J’ai un parcours, relativement, atypique dans la mesure où j’ai emprunté des chemins de traverse, avant d’arriver à l’anthropologie. Après une année de classe préparatoire littéraire (hypokhâgne), je rejoins l’Institut d’Études Politiques de Toulouse en 2010. J’y apprends l’arabe et me forme aux sciences politiques, tout en touchant du doigt les disciplines sociologique et anthropologique. En 2012, alors que je suis en troisième année à l’IEP, je pars au Liban pour y étudier durant un semestre, au sein de l’Université Saint-Joseph de Beyrouth. La région et la recherche m’attirent depuis un temps mais là, sur place, ça s’affirme, ça s’affine. Je m’intéresse, particulièrement, aux enjeux migratoires. À mon retour à l’IEP, je me spécialise dans un Master « Relations internationales et gestion de crise », mais le désir de la recherche grandit. En 2015, je m’y confronte en réalisant un stage de fin d’étude au sein du Département des études contemporaines de l’Institut français du Proche-Orient (IFPO) à Amman, ainsi qu’en conduisant une enquête ethnographique à Beyrouth, dans le cadre du mémoire de Master que je consacre aux trajectoires commerciales et migratoires de jeunes vendeurs de rue syriens à Beyrouth. C’est le début d’une relation sérieuse à l’anthropologie.

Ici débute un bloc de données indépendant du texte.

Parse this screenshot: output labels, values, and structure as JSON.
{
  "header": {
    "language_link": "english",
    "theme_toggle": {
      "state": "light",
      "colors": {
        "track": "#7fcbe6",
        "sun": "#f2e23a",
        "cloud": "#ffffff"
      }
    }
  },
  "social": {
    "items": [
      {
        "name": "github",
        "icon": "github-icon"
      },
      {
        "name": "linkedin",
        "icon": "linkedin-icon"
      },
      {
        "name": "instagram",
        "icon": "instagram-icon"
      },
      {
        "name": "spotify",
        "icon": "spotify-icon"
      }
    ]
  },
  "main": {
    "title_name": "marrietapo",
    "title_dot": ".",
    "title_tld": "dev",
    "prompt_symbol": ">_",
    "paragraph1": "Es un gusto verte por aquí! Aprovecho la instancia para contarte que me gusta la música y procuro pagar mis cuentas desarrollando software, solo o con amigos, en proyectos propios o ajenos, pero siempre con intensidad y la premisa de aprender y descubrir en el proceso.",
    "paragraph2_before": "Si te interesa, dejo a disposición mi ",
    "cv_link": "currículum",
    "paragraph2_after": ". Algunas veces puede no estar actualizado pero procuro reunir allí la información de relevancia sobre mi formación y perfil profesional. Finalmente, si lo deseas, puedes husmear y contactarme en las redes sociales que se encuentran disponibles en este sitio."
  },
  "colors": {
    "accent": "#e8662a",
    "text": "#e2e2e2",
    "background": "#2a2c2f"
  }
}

Une fois mon cursus à l’IEP terminé, j’intègre une association locale des quartiers Nord de Marseille (Ancrages), en tant que chargée de projet. J’y ai pour mission de concevoir et d’animer des balades urbaines relatives à l’histoire et au patrimoine (matériel et immatériel) des migrations en région Paca. Je rejoins ensuite le secteur public. De 2016 à 2018, j’occupe le poste de rédactrice chargée des opérations de réinstallation des réfugiés syriens (Liban, Jordanie, Turquie), au sein de la Direction de l’Asile. En lien étroit avec l’UNHCR, l’OIM, l’Ofpra et les bailleurs sociaux, je suis l’arrivée des familles dans le cadre de ce programme. À mesure, le désir de recherche en sciences sociales se fait plus grand, plus pressant. En 2016-2017, parallèlement à mon emploi, je m’inscris en année préparatoire au doctorat en anthropologie, à l’EHESS, sous la direction de Franck Mermier (Iris - EHESS, CNRS), qui continuera de m’accompagner, par la suite, dans l’aventure doctorale en tant que codirecteur, avec Emma Aubin-Boltanski (Césor - EHESS, CNRS).

En 2018 donc, je débute mon contrat doctoral, accueillie par l’Iris à l’EHESS et par l’IFPO à Beyrouth. En 2020, je fais mes premiers pas dans l’enseignement à l’Académie libanaise des Beaux-Arts (Alba), où je suis chargée d’un cours de méthodologie de la recherche.